Wow. No one could ever accuse Andrew of beating around the bush. “Thanks for the recap.”

“Well, did you convince her?”

Good God, this man was matter-of-fact. “Negative.” I sighed, my defensiveness deflating. He was here because he was my mate. Not my enemy. He was trying to help. I sat back in the chair. “We had sex. But not just sex. You know?”

“You connected,” Andrew said. “So, why am I here?”

“Who the bloody hell knows? I was minding my own business in the bath. Which reminds me, how did you get in here?”

He rolled his eyes as if it was the inanest question he’d ever heard. “I need a drink. And so do you.”

He went over to the bar, pulled some whiskey from the shelf, and came back holding two glasses.

“From what I hear from the Americans, you and Hartford still aren’t together. I’m here to find out why. It’s not like you to fail when you set your mind to something.”

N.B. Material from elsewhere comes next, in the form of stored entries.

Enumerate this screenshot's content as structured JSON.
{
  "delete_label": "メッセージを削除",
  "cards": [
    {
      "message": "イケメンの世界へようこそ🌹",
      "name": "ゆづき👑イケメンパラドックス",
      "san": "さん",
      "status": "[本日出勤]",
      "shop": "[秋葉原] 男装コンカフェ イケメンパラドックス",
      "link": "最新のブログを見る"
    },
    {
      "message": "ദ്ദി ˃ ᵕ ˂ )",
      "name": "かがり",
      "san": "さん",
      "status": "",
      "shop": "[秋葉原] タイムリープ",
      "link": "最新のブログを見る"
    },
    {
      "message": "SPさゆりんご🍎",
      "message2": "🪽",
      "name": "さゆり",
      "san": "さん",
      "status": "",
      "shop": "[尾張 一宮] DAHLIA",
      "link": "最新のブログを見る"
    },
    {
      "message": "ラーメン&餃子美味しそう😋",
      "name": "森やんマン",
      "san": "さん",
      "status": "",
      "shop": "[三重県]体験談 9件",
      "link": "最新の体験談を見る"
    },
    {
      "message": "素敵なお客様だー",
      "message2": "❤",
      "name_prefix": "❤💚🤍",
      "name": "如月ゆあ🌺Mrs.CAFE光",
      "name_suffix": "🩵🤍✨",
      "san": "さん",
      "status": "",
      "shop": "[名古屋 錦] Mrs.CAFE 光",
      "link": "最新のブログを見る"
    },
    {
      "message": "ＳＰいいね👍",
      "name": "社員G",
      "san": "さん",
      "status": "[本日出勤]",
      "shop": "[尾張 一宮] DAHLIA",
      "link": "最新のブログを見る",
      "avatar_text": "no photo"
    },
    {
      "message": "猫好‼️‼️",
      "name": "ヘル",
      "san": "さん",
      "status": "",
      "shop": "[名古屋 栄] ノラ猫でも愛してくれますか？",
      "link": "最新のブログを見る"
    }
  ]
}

I groaned, threw back the whiskey then reached to retrieve the bottle. The tawny, smokey pour soured in my stomach. I hated the idea that what Hartford and I had over the last few months was just gone.

I didn’t know how to answer the question. “She told me she didn’t want to lose herself in me. From what I can piece together, she’s concerned that her feelings are deeper than mine.”

“Are they?”

I tipped my head back on the sofa and tried to swallow down the spikey uncertainty stuck in my throat. “She’s scared of caring more. And I want to show her there’s nothing to be frightened of . . . but can I make that guarantee? I want to be able to reassure her. I want to be able to tell her that I’ll never leave. But I can’t. And neither can she.”

Andrew tapped his index finger on the arm of the chair. “You’re scared.”

“She’s important,” I said. “Like, really important. I want her to be happy before I want her to be with me. Especially when . . . I have no idea how to have a relationship. I was a kid when I was with Diana. This is real life now, and I’m bound to make a complete hash of it. Do I really want to put Hartford through that? Of course I’m scared of hurting her.”